Прошло полгода; мы по-прежнему спотыкались о нераспакованные коробки, которые невозможно было ни придвинуть вплотную к выгнутым стенам, ни разместить на опустевшей верхней койке моей сестры. Ребята больше ко мне не заходили: все тусовались у Харпера, в доме, похожем на резиденцию румынского диктатора, где были две стереосистемы, гребные тренажеры, квадроциклы, гигантские телевизоры, самурайский меч и целый арсенал помповых ружей, пистолетов и финских ножей-выкидух – этого хватило бы для отражения атаки зомби. А у нас в доме только и было что мой ненормальный отец да горы редких джазовых пластинок. Мне и самому не улыбалось там находиться. А тем более жить. Главной задачей того лета было не сталкиваться с папашей. Для этого мне требовалось распознавать его настроение по звукам, которые он издавал, а я, как охотник, улавливал. Стены в квартире были не толще японской ширмы, и, покуда он себя не обнаруживал, я мог беспрепятственно зарываться под одеяло, лишь бы не втягивать носом комнатную затхлость, подобную застойной воде аквариума. Если до десяти утра никакого шевеления не слышалось, значит у отца включался «постельный режим» и я мог спуститься на нижний этаж.

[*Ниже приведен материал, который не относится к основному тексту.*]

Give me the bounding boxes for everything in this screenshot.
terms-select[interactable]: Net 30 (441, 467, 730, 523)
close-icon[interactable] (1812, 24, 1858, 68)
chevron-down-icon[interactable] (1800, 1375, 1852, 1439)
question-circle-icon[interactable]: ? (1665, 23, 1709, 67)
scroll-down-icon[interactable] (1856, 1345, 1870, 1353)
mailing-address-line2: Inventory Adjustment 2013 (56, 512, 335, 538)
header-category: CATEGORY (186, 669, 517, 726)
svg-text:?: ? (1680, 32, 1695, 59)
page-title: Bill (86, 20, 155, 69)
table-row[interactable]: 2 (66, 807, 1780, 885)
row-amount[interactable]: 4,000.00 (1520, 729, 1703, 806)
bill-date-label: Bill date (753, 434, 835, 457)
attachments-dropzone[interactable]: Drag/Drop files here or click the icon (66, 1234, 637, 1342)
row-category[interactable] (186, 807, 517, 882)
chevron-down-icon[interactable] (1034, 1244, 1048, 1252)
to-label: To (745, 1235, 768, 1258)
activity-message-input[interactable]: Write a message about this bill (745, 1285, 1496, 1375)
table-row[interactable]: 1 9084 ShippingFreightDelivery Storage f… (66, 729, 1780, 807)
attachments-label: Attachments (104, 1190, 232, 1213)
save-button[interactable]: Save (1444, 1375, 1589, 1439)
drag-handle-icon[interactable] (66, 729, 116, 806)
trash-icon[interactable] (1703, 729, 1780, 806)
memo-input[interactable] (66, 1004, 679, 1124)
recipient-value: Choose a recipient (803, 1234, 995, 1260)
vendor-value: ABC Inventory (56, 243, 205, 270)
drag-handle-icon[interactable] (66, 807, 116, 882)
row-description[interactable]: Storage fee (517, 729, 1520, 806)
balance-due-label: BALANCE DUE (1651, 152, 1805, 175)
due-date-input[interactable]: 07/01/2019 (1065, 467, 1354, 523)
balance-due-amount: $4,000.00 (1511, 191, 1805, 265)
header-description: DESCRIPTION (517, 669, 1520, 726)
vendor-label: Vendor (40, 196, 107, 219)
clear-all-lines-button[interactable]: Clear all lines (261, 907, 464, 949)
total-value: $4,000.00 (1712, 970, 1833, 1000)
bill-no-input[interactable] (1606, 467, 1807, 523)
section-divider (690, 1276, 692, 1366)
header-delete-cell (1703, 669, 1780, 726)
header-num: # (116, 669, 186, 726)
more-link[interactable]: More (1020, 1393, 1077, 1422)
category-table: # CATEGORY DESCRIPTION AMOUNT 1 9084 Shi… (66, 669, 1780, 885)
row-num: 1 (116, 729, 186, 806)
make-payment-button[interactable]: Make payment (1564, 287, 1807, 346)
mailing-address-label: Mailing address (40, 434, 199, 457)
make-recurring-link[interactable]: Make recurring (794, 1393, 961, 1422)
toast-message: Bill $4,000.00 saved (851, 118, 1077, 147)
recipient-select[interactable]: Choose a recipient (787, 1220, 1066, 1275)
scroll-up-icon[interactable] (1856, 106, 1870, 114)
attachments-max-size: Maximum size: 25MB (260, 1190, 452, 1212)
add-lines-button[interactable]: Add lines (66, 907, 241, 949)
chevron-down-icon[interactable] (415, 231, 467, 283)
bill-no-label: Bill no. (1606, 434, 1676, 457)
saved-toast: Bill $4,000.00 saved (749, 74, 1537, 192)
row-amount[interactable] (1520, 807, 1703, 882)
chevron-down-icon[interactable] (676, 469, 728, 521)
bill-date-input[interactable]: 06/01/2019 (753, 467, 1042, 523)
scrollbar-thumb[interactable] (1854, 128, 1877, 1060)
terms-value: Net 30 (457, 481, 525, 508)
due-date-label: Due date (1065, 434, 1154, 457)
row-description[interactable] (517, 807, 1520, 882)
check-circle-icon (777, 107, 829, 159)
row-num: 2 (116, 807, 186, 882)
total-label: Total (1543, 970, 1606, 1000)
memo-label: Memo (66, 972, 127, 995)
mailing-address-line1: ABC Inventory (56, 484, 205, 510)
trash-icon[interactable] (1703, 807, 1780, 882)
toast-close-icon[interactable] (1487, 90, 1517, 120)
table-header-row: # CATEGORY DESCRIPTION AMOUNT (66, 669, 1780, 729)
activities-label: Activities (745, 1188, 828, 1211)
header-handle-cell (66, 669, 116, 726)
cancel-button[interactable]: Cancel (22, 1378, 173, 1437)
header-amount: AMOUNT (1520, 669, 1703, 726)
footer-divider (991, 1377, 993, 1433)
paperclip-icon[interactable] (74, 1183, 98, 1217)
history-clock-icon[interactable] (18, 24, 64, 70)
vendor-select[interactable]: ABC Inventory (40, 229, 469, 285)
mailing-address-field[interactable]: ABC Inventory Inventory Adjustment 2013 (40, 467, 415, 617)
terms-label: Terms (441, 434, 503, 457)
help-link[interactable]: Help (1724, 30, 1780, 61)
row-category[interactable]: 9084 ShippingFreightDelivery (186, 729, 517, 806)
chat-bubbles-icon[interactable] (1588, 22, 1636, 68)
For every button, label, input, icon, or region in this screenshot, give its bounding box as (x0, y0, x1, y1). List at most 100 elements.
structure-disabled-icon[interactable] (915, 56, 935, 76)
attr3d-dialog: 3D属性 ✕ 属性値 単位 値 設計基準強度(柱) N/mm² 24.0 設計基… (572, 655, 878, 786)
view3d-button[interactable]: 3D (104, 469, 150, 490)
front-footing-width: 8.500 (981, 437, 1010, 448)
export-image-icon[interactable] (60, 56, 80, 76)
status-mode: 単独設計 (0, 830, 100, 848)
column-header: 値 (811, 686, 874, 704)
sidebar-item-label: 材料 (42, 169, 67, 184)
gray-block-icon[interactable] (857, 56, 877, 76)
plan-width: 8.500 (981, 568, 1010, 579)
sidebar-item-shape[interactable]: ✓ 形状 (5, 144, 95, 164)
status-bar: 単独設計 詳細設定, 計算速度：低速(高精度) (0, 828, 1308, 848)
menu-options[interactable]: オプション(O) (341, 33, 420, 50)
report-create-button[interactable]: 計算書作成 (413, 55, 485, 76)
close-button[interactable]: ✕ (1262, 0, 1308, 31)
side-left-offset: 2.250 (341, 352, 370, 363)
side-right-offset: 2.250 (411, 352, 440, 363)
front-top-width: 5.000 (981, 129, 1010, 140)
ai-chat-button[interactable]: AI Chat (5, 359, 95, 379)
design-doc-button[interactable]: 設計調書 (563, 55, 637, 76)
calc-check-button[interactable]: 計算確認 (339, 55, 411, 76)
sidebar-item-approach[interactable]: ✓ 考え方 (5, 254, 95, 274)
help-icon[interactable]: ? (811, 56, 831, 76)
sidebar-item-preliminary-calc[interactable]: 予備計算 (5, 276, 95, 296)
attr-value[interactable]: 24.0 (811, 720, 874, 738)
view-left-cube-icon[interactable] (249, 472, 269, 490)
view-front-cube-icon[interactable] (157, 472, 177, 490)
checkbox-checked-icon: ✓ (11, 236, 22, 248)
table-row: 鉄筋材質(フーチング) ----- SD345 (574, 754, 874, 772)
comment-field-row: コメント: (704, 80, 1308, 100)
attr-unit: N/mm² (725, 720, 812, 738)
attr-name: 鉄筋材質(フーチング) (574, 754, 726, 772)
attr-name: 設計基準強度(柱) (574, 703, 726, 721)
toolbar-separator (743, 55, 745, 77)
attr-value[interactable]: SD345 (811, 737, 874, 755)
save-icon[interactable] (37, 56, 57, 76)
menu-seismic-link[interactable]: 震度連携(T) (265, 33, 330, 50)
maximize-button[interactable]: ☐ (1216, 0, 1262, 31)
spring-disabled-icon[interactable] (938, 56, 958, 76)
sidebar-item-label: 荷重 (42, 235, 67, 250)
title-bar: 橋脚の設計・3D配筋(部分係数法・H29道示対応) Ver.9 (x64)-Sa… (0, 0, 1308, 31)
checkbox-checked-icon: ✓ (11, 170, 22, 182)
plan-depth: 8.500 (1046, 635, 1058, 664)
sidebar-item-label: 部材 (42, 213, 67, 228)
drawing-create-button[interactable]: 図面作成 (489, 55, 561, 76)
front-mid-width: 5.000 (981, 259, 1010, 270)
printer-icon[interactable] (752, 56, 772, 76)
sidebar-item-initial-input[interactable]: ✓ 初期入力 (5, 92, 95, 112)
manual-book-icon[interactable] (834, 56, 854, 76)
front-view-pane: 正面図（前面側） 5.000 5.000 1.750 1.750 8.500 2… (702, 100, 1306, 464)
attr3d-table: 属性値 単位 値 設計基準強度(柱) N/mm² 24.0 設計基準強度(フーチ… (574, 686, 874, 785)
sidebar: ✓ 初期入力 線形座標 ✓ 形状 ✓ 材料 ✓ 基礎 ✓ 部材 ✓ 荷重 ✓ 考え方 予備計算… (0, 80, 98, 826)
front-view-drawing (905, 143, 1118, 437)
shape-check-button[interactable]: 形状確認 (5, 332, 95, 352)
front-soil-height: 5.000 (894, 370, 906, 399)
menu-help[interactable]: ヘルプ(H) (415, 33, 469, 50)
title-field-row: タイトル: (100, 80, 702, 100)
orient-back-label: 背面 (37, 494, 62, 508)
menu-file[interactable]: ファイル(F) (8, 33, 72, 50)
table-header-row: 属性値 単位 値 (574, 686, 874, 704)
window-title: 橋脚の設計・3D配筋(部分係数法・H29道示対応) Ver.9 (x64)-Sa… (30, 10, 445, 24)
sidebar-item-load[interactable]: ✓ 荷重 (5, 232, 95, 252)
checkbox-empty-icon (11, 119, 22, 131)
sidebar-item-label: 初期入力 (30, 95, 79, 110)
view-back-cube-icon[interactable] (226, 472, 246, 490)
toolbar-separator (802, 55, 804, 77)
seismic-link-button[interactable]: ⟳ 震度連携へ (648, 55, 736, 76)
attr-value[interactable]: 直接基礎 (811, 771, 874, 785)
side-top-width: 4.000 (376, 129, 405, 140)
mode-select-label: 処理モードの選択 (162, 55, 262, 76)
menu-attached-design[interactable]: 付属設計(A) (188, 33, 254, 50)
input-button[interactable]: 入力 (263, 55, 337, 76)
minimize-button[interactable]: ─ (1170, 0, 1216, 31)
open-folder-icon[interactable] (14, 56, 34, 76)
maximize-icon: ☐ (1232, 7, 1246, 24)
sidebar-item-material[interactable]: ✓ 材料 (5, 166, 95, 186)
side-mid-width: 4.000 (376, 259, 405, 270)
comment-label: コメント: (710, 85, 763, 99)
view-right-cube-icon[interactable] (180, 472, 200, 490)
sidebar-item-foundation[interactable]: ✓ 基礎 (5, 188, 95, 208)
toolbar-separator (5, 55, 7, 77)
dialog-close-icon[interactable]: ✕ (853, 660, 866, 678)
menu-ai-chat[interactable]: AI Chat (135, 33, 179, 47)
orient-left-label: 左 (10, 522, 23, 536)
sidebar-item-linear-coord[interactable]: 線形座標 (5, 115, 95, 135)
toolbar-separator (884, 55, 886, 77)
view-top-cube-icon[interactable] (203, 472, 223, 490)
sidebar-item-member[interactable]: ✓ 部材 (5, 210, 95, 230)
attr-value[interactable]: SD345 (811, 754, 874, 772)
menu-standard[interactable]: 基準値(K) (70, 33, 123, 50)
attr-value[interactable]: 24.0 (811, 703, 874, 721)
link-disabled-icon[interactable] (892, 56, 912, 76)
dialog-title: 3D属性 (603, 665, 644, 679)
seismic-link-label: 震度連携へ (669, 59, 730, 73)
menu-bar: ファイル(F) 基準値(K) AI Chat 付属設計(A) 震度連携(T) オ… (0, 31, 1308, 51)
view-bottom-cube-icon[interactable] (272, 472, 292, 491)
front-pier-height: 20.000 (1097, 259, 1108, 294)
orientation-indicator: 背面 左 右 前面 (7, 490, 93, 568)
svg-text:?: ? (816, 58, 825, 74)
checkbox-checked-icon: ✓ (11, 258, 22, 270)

В далекие благополучные годы, которые подпитывались банковскими кредитами, отец по объявлению в газете купил компьютер величиной с картотечный шкаф, причем в бакелитовом корпусе. Если папаша валялся в постели, я охотно прожигал утренние часы в коридорах и шлюзовых камерах «Квейка» и «Дума», готовый при малейшем скрипе лестницы вырубить монитор. В дневное время «стрелялки» вызывали у отца запредельную ярость, – можно подумать, я стрелял в него.
Но в большинстве случаев он начинал ворочаться около девяти, а потом шаркал в уборную, которую отделяла от моего лежбища только хлипкая перегородка. По силе воздействия никакой будильник не мог сравниться с отцовской струей, которая била прямо у меня над ухом; я пулей выскакивал из-под одеяла, натягивал вчерашнюю одежду и беззвучно, как ниндзя, мчался вниз – проверить, не оставил ли он там курево. Если в пачке болталось не менее десятка сигарет, можно было смело вытащить одну штуку, мигом заныкать в карман рюкзака и застегнуть молнию. Потом я успевал стоя сжевать тост у кухонного «острова» (взгромождаться на высокий кухонный табурет быстро осточертело) и выскользнуть за дверь, пока не спустился отец.
Но стоило мне замешкаться, как он – еще со слипшимися глазами на помятом лице – был тут как тут, и начиналась неловкая толкотня между чайником и тостером, сопровождаемая неизменным диалогом.
– Ну и как это называется? Завтрак или обед?
– Наверное, зобед.
– Глубокомысленно. Время – к десяти…
– Кто бы говорил!
– Я не мог заснуть, потому что… тебя не учили есть с тарелки?
– Я ем с тарелки.
– А почему крошки по всей…
– Потому что я не успел…
– Для тех, кто не понял: возьми тарелку!
– Вот тарелка, вот она, у меня в руке, тарелка, моя тарелка…
– И убери за собой.
– Я могу доесть?
– В раковине тарелку не оставляй.
– Никто не собирался оставлять тарелку в раковине.
– И это правильно. Не оставляй.
И т. д., и т. п., плоско, без юмора, с подначками, с потугами на сарказм – не разговор, а езда по ушам. Меня задолбала такая манера, но, чтобы ее изменить, требовался собственный голос, которого ни у него, ни у меня не было, из-за чего в кухне повисало молчание, и тогда отец включал телик. Может, когда-то и сквозило в этих перепалках некое хулиганское удовольствие, но если ты от них уходишь, то тем самым даешь понять, что тебе есть куда податься, а у нас с отцом таких возможностей не было. Свалить из дома я спешил именно потому, что отец не выносил одиночества.